Written by Ashli Trageser (Features Writer)
“Star vs. the Forces of Evil” may sound like the name of a wholesome cartoon primarily for kids, (which it is, for the most part) but it also touches on themes of racism and bigotry, along with the premature stress of a teenager inheriting an entire kingdom. The show stars a 15-year-old girl named Star Butterfly and her best friend, Marco Diaz. Star is the princess of a kingdom in an alternate dimension called “Mewni,” where she is set to inherit her parent’s throne one day. Before she becomes queen, though, she is given a magic wand on her fourteenth birthday, passed down from Butterfly princesses for generations. However, she is shown to be reckless with the wand, causing her parents to send her away for “additional training” on another planet in a new dimension; Earth. This is where she meets the fellow protagonist and her new best friend, Marco Diaz. He is introduced along with many other supporting characters–Jackie, Janna, Alfonzo, Ferguson, Brantley, etc–who inevitably become forgotten as the show slowly shifts back to Mewni in season three.
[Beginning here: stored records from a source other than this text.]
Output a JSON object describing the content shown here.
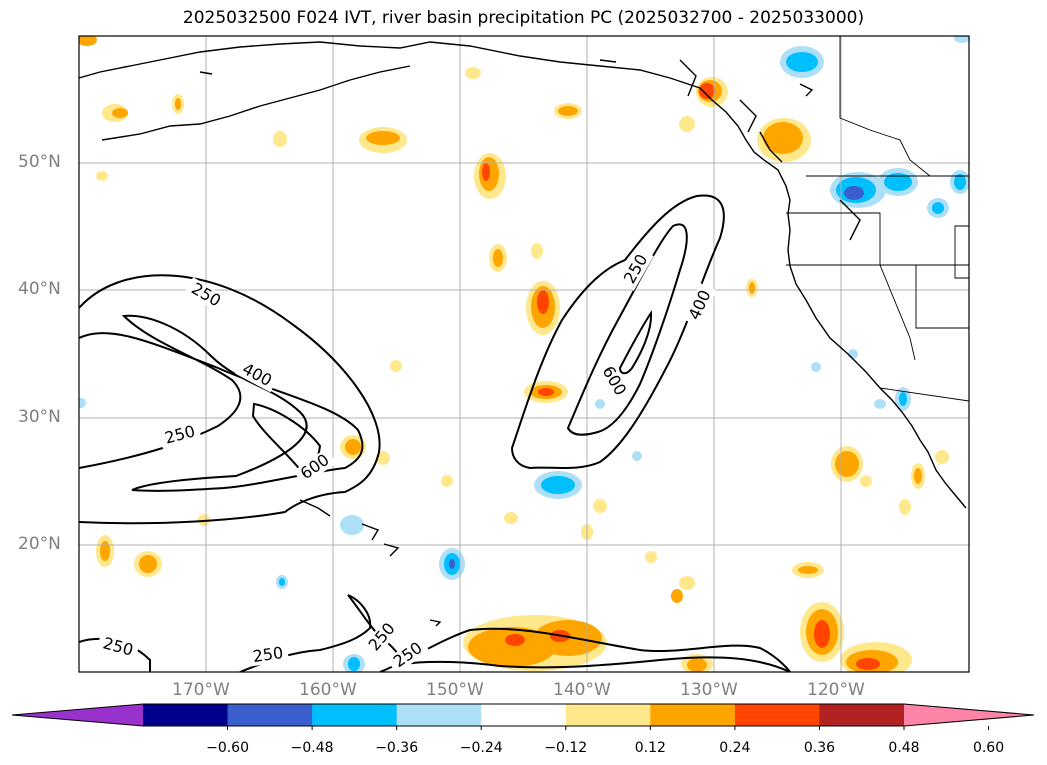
{
  "title": "2025032500 F024 IVT, river basin precipitation PC (2025032700 - 2025033000)",
  "map": {
    "projection": "PlateCarree",
    "lon_range": [
      -180,
      -110
    ],
    "lat_range": [
      10,
      60
    ],
    "gridlines": true,
    "lat_labels": [
      "50°N",
      "40°N",
      "30°N",
      "20°N"
    ],
    "lon_labels": [
      "170°W",
      "160°W",
      "150°W",
      "140°W",
      "130°W",
      "120°W"
    ],
    "ivt_contour_labels": [
      "250",
      "400",
      "250",
      "600",
      "250",
      "400",
      "600",
      "250",
      "250",
      "250",
      "250"
    ]
  },
  "colorbar": {
    "orientation": "horizontal",
    "extend": "both",
    "colors": [
      "#9932CC",
      "#00008B",
      "#3A5FCD",
      "#00BFFF",
      "#ADDFF7",
      "#FFFFFF",
      "#FFE88C",
      "#FFA500",
      "#FF4500",
      "#B22222",
      "#FF85A8"
    ],
    "tick_labels": [
      "−0.60",
      "−0.48",
      "−0.36",
      "−0.24",
      "−0.12",
      "0.12",
      "0.24",
      "0.36",
      "0.48",
      "0.60"
    ]
  }
}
While the first two seasons are filled with wacky hijinks on Earth, featuring a harmless villain named Ludo whose sole purpose is really comedic relief, the show then shifts to the life of Mewni, bringing more serious themes with it; Star’s mom disappearing, racism between Mewmans and Monsters festering, Marco being trapped in an alternate dimension, an old queen coming back to regain her rightful place on the throne and destroying anything in her path, and even Star coming to realize she’s not a real princess by blood. Follow Star, Marco, and the new supporting cast from Mewni–Tom, Kelly, Ponyhead, Moon, River, Eclipsa, Hekapoo, Globgor, Meteora, etc–as she comes to terms with her family history. While doing so, she also works to mend the unjust rift between Mewmans and Monsters that the kingdom was founded on. While the later seasons do shift to more serious themes, however, “Star vs. the Forces of Evil” still has its fair share of antics – love triangles, parties, and plenty more things to keep the ‘slice of life’ audience entertained.
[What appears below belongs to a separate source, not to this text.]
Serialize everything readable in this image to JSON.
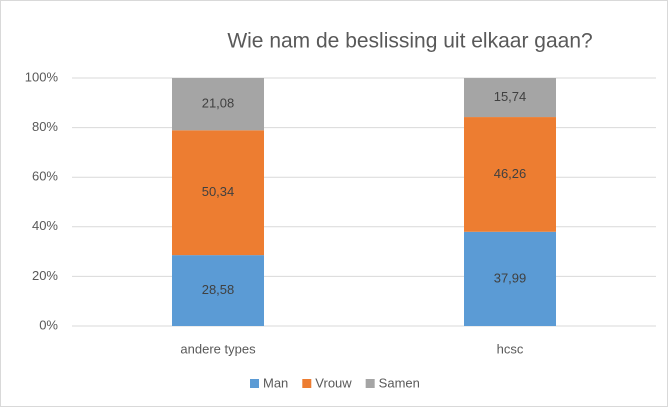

“I really like the series, even though it’s made for little kids it’s still really entertaining. I really like the whimsical vibe and the twists and turns throughout the story. I do think it was annoying how you had to watch all the episodes to understand what was going on, though.” Stated Monica Mulry. I do have to agree on this one, though, while the show has an unusual way of spinning the “magical princess” trope, it’s annoying how you can’t just start watching anywhere in the show. However, for people that just watch it for the plot, that’s probably a very enjoyable aspect. While the show may have ended in 2019, its creative cast of characters and magical aspects will continue to be cherished by the fandom.